Oh, what to make of Robert Eggers’ Nosferatu? Why did it leave me so conflicted?

The horror auteur’s gritty and grim realism is married to a gothic formalism which allows for the folkloric aspects of the vampire legend along with the psychosexual subtext to come through even stronger than in previous incarnations featuring Count Orlok or Dracula. The set designs, lighting, costumes, cinematography and music are mesmerizing and pull the viewer into the dreadful milieu and creeping horror. Eggers calls back frequently to the two previous films of this name where the shadows, angles, and fingernails of Murnau are used to sometimes even greater effect here, while the “vampirism as a plague brought by rats” of Herzog doesn’t work quite as well in spite of layered Covid allusions in the script.

Speaking of the script, it’s slightly off-kilter nature enables tension to be built and released. Witness any of Willem Dafoe’s lines (he is a delight as the Van Helsing stand-in) or Emma Corrin’s pleading with the near-hysterical and melancholy Lily-Rose Depp during a walk on the shore, “It’s Christmastime, why do you insist on being so contrary?” Eggers’ scene transitions between absurdist horrors and dead-serious line readings that would otherwise be silly add just enough dark humor to the proceedings.
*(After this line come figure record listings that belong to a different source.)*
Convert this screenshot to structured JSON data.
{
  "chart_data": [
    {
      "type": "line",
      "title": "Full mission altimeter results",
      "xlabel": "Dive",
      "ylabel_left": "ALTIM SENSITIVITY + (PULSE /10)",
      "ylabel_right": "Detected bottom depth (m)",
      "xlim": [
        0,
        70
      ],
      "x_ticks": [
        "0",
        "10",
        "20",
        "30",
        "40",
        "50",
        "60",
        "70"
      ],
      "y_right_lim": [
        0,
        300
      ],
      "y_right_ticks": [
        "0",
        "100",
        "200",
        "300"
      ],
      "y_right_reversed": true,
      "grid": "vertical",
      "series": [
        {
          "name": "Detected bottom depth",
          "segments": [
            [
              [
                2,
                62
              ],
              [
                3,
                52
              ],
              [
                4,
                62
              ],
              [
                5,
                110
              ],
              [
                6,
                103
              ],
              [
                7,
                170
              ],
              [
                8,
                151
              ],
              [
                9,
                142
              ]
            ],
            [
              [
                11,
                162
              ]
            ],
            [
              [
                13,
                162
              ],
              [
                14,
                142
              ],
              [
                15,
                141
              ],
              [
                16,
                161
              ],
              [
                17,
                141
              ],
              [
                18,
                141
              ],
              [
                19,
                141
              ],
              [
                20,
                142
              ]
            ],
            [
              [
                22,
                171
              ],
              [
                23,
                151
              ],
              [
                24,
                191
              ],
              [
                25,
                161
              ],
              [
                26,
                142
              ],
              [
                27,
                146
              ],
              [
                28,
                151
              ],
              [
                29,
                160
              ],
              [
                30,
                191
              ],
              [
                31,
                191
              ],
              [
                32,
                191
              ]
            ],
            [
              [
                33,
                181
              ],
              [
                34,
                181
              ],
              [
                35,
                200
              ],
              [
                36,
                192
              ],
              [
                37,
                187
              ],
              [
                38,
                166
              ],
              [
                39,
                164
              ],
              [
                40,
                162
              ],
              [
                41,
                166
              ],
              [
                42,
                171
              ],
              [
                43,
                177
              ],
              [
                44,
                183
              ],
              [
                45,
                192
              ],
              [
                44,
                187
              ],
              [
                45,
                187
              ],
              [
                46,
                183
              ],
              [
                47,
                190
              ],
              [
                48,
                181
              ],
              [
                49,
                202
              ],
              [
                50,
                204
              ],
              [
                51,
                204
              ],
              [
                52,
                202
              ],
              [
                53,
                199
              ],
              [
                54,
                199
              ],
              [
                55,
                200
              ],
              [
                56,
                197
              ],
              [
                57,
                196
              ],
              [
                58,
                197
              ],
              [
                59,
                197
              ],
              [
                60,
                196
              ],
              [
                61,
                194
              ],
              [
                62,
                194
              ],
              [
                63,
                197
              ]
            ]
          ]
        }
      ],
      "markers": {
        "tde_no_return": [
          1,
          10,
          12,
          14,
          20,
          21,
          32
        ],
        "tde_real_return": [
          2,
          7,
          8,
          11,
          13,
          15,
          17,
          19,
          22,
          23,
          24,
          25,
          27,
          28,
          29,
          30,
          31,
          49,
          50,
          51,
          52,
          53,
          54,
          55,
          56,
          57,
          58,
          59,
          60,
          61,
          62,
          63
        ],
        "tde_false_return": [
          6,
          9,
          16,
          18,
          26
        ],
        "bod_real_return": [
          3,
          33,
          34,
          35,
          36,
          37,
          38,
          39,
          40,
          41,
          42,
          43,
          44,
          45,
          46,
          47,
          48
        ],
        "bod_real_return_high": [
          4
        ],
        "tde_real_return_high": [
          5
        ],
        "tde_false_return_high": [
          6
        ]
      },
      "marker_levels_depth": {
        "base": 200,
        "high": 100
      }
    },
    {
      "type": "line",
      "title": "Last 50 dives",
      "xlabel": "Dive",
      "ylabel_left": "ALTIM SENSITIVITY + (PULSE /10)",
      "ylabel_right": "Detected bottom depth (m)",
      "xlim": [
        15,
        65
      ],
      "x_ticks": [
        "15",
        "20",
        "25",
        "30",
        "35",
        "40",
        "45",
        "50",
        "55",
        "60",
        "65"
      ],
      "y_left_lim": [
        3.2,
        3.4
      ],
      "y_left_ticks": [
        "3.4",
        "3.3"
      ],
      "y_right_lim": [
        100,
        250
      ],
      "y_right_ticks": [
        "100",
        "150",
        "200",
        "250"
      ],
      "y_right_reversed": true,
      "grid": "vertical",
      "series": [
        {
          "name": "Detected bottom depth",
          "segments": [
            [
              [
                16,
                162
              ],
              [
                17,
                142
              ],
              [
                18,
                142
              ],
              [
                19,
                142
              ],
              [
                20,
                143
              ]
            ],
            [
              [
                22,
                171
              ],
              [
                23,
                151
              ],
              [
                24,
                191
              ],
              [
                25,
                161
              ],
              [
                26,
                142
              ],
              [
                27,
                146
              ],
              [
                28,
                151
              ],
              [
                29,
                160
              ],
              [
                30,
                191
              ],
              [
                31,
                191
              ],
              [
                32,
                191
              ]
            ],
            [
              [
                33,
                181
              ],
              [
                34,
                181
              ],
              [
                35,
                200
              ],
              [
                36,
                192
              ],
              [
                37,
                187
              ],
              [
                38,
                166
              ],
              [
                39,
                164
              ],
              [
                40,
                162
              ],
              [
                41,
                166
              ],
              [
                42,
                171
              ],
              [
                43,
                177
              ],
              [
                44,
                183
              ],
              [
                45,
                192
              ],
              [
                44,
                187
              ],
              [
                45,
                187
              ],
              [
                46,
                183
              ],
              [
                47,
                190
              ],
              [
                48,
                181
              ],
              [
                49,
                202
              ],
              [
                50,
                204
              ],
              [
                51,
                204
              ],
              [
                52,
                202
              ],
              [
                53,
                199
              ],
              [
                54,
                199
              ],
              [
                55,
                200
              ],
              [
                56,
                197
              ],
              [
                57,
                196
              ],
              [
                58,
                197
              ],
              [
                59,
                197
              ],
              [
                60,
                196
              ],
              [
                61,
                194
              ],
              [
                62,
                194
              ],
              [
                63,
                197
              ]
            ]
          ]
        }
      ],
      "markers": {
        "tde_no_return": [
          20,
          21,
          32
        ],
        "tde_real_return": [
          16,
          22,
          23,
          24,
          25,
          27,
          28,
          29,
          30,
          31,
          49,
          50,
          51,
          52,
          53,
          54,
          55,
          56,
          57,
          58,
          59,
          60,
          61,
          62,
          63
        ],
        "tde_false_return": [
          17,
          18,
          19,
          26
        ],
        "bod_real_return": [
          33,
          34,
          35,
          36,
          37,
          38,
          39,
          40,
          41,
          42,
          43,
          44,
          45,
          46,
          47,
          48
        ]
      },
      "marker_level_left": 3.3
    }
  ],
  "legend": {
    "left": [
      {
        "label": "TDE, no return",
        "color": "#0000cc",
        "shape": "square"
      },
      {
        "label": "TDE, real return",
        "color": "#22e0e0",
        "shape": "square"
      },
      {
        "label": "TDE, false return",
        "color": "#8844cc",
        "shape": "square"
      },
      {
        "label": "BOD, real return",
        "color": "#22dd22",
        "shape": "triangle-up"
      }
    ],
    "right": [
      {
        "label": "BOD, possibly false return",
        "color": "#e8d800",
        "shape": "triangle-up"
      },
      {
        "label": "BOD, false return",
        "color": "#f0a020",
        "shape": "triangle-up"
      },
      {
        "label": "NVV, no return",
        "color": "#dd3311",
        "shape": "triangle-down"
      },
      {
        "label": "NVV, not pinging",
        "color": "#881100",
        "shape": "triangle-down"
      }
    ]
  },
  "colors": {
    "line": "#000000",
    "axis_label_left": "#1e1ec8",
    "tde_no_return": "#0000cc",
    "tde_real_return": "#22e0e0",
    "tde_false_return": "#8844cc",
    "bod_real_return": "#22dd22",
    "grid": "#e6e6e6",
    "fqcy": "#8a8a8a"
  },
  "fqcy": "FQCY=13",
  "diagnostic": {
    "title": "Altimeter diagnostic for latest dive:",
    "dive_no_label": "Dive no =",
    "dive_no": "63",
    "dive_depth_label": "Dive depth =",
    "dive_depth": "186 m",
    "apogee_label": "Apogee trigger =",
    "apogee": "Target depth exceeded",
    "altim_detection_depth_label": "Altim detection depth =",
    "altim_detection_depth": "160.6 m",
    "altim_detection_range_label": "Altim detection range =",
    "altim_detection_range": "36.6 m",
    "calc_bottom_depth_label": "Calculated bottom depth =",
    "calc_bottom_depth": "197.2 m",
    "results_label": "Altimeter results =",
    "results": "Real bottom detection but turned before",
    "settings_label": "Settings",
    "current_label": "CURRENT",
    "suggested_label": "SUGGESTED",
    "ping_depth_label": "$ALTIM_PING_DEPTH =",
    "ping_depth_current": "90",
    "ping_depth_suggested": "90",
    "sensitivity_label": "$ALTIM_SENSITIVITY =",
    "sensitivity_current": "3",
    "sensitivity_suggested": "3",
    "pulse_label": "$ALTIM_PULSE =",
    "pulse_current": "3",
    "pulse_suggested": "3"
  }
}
But then there is Lily-Rose Depp, portraying the monster’s obsessed/possessed paramour, who at one point goes full exorcist. There were times her earnest yet over-the-top performance seemed apt, but other times it was just…off. I agreed with Corrin…why did she have to be so contrary?

And then there’s Nosferatu himself. Eggers has created the most grotesque version of the monster imaginable…but then why the mustache? It almost came across as a joke, though more likely a nod to Vlad the Impaler, famously mustachioed. And the un-asked-for nudity. Again…it verged on camp and seemed to run contrary to the otherwise brilliantly done make-up and effects meant to horrify.
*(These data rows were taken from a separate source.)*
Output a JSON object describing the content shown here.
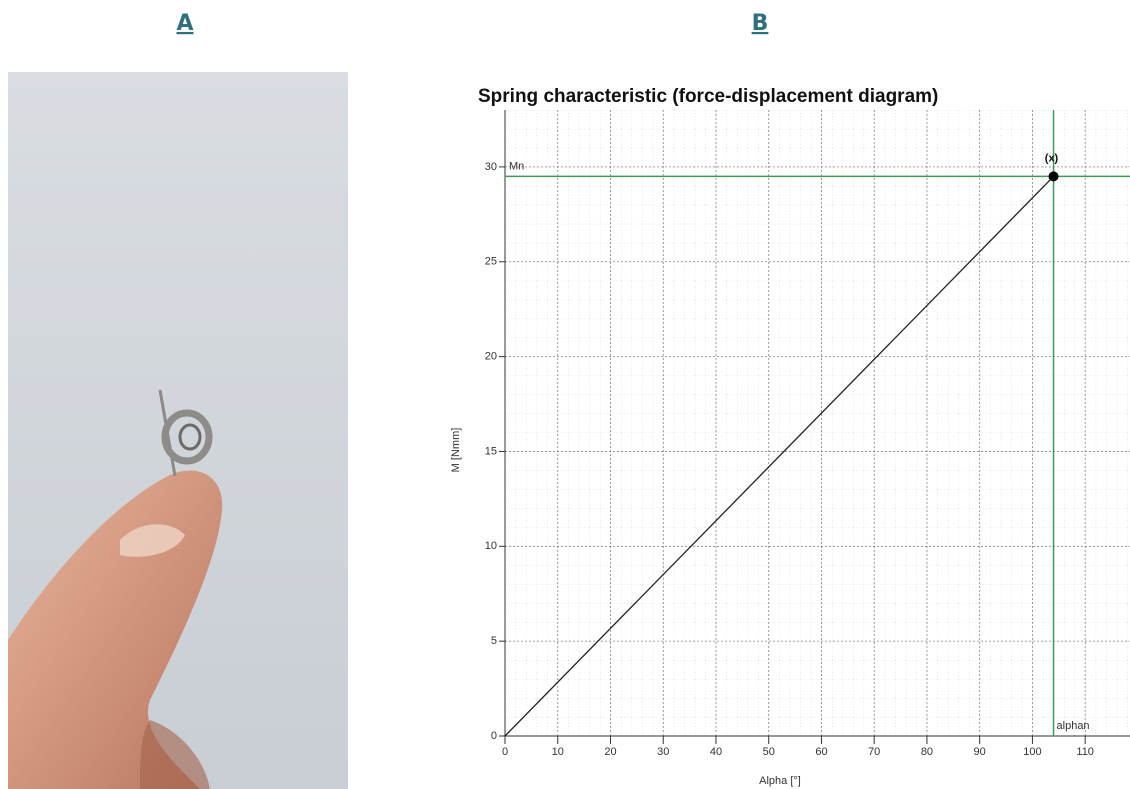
{
  "panels": {
    "left": "A",
    "right": "B"
  },
  "chart_data": {
    "type": "line",
    "title": "Spring characteristic (force-displacement diagram)",
    "x_label": "Alpha [°]",
    "y_label": "M [Nmm]",
    "series": [
      {
        "color": "#222222",
        "x": [
          0,
          104
        ],
        "values": [
          0,
          29.5
        ]
      }
    ],
    "points": [
      {
        "x": 104,
        "y": 29.5,
        "label": "(x)",
        "color": "#000000"
      }
    ],
    "reference_lines": [
      {
        "axis": "y",
        "value": 29.5,
        "label": "Mn",
        "color": "#3f9a5a"
      },
      {
        "axis": "x",
        "value": 104,
        "label": "alphan",
        "color": "#3f9a5a"
      }
    ],
    "xlim": [
      0,
      118.5
    ],
    "ylim": [
      0,
      33
    ],
    "xticks": [
      0,
      10,
      20,
      30,
      40,
      50,
      60,
      70,
      80,
      90,
      100,
      110
    ],
    "yticks": [
      0,
      5,
      10,
      15,
      20,
      25,
      30
    ],
    "grid": true
  }
}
There were distractions like this throughout the film, along with illogical passages of time (some characters die graphically one night only to be theatrically buried in all the official fineries, during a raging pandemic no less, the very next day) that prevent me from hailing this as an instant classic like its predecessors.

But is this still the best traditional vampire flick since Coppola’s wild Bram Stoker’s Dracula from over thirty years ago? Probably. Like that film, this one is both formalized in the language of horror films while also being its own unique brand of brazenly untamed. But I still can’t help but wonder, what was the point of it all?